WHAT BOOK would novelist Tessa Hadley take to a desert island?

WHAT BOOK would novelist Tessa Hadley take to a desert island?

  • Tessa Hadley is reading Louise Gluck’s Winter Recipes From The Collective
  • Would take War And Peace to a desert island because it would last a long time
  • Novelist admits reading Virginia Woolf has left her cold
  • …are you reading now?

    Louise Gluck’s Winter Recipes From The Collective. I’m not a voracious reader of poetry, but I have a few poets whose books I keep very close, and she’s been one of them for years. These austere, melancholy poems seem perfectly poised for the moment we’re in, with their haunted dream landscapes and long perspectives on the past. I find the sadness and pessimism of good writing somehow strengthening and heartening. It’s the fake cheer that makes me desolate.

    …would you take to a desert island?

    Should I take War And Peace? It’s a joy and I love it without reservation — and it would last a long time while I waited on my island to be rescued. I know all the characters in it — Natasha and Andrei and Pierre and Marya and Nikolai, all of them — as intimately as if they were flesh and blood friends and family.

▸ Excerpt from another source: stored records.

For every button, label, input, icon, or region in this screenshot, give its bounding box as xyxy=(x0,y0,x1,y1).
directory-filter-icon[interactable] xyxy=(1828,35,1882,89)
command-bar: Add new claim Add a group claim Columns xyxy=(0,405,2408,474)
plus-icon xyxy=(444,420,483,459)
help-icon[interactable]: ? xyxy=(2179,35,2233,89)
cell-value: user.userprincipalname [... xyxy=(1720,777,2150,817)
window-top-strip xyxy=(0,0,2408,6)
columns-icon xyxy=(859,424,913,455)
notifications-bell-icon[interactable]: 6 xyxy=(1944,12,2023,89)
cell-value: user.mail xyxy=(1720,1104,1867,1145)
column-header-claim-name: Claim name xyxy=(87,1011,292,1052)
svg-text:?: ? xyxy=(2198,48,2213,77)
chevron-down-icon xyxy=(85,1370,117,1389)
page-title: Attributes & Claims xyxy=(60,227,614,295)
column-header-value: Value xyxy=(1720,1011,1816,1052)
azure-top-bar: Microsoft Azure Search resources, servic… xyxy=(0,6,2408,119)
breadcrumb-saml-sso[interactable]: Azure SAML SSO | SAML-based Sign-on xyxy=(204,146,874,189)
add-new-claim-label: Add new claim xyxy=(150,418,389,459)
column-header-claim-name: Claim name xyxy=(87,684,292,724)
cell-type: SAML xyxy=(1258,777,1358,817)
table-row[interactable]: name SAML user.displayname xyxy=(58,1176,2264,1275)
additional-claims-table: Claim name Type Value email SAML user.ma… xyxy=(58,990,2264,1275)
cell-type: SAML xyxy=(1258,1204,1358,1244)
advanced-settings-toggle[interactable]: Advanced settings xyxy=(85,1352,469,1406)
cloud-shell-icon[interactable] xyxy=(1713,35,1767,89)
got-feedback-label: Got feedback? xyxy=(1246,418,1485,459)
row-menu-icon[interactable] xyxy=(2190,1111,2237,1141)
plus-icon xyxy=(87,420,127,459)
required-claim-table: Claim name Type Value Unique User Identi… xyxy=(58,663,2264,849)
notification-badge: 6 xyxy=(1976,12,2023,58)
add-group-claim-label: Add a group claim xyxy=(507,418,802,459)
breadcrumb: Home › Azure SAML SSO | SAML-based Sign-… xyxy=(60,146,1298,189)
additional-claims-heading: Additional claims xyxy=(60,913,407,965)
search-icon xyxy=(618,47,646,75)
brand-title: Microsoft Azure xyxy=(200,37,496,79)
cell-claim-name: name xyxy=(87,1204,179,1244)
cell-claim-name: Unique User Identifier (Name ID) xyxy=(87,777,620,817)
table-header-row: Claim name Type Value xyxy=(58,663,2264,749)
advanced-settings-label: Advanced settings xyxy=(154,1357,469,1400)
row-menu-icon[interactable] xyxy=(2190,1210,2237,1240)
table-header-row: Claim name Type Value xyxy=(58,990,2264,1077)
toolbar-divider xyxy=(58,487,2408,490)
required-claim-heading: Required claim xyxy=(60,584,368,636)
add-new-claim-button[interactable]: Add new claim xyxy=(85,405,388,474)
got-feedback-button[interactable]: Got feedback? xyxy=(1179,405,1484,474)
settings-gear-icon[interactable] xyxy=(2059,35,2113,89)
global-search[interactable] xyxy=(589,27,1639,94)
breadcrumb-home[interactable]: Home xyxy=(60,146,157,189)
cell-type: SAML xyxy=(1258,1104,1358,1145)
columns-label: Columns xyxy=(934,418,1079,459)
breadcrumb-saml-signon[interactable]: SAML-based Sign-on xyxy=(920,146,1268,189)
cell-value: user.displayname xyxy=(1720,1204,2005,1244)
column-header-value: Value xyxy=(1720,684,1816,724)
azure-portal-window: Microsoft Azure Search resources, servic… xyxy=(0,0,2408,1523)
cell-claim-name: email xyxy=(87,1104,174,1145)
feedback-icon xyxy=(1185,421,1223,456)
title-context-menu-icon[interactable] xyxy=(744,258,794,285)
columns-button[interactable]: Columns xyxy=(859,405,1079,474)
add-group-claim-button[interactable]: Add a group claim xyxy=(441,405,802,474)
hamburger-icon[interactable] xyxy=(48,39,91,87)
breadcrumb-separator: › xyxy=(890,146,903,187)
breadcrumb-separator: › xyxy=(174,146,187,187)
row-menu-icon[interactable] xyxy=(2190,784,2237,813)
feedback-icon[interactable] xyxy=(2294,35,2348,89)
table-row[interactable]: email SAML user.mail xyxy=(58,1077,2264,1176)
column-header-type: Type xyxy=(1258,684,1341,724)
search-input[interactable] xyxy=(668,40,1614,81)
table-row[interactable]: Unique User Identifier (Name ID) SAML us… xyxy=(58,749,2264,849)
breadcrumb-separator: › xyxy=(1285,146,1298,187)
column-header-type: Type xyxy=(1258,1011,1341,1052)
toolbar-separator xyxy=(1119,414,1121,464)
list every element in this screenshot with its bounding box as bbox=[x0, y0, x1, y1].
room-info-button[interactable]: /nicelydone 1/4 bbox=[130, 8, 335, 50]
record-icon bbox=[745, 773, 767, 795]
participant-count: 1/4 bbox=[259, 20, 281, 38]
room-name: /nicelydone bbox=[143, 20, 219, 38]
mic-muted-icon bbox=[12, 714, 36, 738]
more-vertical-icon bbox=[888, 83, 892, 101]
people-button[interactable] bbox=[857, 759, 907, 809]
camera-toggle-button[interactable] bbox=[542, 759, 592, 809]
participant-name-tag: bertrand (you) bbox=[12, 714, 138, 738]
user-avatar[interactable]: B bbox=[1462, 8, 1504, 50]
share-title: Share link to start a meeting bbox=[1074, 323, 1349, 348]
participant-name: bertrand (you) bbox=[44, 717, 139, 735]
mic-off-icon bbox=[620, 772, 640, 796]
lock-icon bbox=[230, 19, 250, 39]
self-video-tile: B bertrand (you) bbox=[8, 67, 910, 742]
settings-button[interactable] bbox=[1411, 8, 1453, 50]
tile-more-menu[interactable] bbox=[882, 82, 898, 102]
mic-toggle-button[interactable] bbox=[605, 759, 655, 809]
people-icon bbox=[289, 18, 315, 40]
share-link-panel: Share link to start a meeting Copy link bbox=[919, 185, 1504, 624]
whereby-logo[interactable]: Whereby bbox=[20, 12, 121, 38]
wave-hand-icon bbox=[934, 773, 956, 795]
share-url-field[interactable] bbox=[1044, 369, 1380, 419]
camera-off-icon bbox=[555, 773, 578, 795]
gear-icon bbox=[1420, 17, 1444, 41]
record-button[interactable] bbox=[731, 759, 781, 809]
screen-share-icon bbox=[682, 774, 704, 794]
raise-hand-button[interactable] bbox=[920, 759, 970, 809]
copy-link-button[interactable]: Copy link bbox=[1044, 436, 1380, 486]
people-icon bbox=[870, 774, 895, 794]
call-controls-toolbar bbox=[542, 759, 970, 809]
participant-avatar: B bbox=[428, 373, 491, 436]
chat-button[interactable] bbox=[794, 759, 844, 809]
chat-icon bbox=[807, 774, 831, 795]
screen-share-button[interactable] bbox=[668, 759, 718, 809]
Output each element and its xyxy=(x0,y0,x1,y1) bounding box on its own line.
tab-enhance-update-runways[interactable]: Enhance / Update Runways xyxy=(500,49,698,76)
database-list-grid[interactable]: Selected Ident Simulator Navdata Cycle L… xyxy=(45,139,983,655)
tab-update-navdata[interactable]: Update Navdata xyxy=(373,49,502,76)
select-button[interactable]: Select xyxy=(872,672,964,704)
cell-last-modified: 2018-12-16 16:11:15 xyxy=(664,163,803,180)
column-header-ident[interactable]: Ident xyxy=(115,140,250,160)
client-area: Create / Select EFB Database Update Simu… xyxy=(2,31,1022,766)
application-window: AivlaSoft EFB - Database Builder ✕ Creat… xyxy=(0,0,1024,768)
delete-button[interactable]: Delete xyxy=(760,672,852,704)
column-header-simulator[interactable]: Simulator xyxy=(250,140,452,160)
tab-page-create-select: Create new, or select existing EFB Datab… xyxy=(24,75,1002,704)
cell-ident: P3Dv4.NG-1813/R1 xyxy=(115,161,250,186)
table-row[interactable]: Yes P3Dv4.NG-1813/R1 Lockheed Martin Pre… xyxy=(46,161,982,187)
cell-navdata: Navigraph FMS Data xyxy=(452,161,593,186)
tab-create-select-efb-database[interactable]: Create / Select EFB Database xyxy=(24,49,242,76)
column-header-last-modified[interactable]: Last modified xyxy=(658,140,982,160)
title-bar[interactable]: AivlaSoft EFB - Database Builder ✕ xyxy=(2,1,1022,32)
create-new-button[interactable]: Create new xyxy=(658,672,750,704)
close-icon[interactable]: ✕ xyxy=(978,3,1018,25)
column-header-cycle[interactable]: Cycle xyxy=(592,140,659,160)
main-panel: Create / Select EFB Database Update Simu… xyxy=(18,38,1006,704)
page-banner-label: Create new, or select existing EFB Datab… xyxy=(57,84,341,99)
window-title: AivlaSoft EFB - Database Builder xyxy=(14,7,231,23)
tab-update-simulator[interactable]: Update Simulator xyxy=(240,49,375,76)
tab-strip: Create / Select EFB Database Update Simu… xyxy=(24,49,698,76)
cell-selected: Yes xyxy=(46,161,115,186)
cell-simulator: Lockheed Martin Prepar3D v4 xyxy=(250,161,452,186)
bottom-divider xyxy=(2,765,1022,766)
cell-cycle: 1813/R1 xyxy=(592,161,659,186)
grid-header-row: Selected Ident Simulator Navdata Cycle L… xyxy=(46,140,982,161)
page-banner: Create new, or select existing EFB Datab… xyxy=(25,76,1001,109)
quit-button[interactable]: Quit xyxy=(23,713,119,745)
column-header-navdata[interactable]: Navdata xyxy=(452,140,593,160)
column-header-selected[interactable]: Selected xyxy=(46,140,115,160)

The unfolding story of their lives and loves is the most gripping ever written. But I wonder if it won’t be too heartbreaking, reading about that whole rich world of human interaction when I’m marooned all alone? Would it amplify my loneliness, or fill it up with life?

    Tessa Hadley (写真) would take War And Peace to a desert island because it would last a long time while waiting to be rescued

    Tessa Hadley (写真) would take War And Peace to a desert island because it would last a long time while waiting to be rescued

    …first gave you the reading bug?

    The book that awoke me to the joy of reading was about Mr and Mrs Small and the small Smalls. I have no idea what the book was called, or who wrote it.

    But it’s my earliest reading memory: I can conjure the illustrations in my mind’s eye now, black and white and blue line drawings, very stylised, the characters with round heads like cutout dolls. Ever since then I’ve preferred books about small people.

    From the beginning I was hooked on stories describing the real everyday, people eating breakfast and children going to school and playing with their friends. もちろん, it’s even better if the everyday also includes a mystery.

    Philippa Pearce’s Tom’s Midnight Garden was one of my most significant reading experiences — so much of the way my imagination works stems from being with Tom and Hatty in that garden. I didn’t care for folk tales or fairy stories when I was a child. I had to learn to appreciate those intellectually as an adult.

    …left you cold?

    Because I’m passionate about certain women writers of the first half of the twentieth century — Elizabeth Bowen, Jean Rhys, Elizabeth Taylor — it ought to follow that I love Virginia Woolf too. But for one reason or another I don’t quite. Her sentences don’t leap off the page for me; I seem to feel her struggle in them, and her disabling self-consciousness. Even in Jean Rhys, so personally anguished, there’s such a hearty appetite for the writing itself, for getting the truth of life down into the words.

    • Free Love is published on January 20 by Jonathan Cape at £16.99.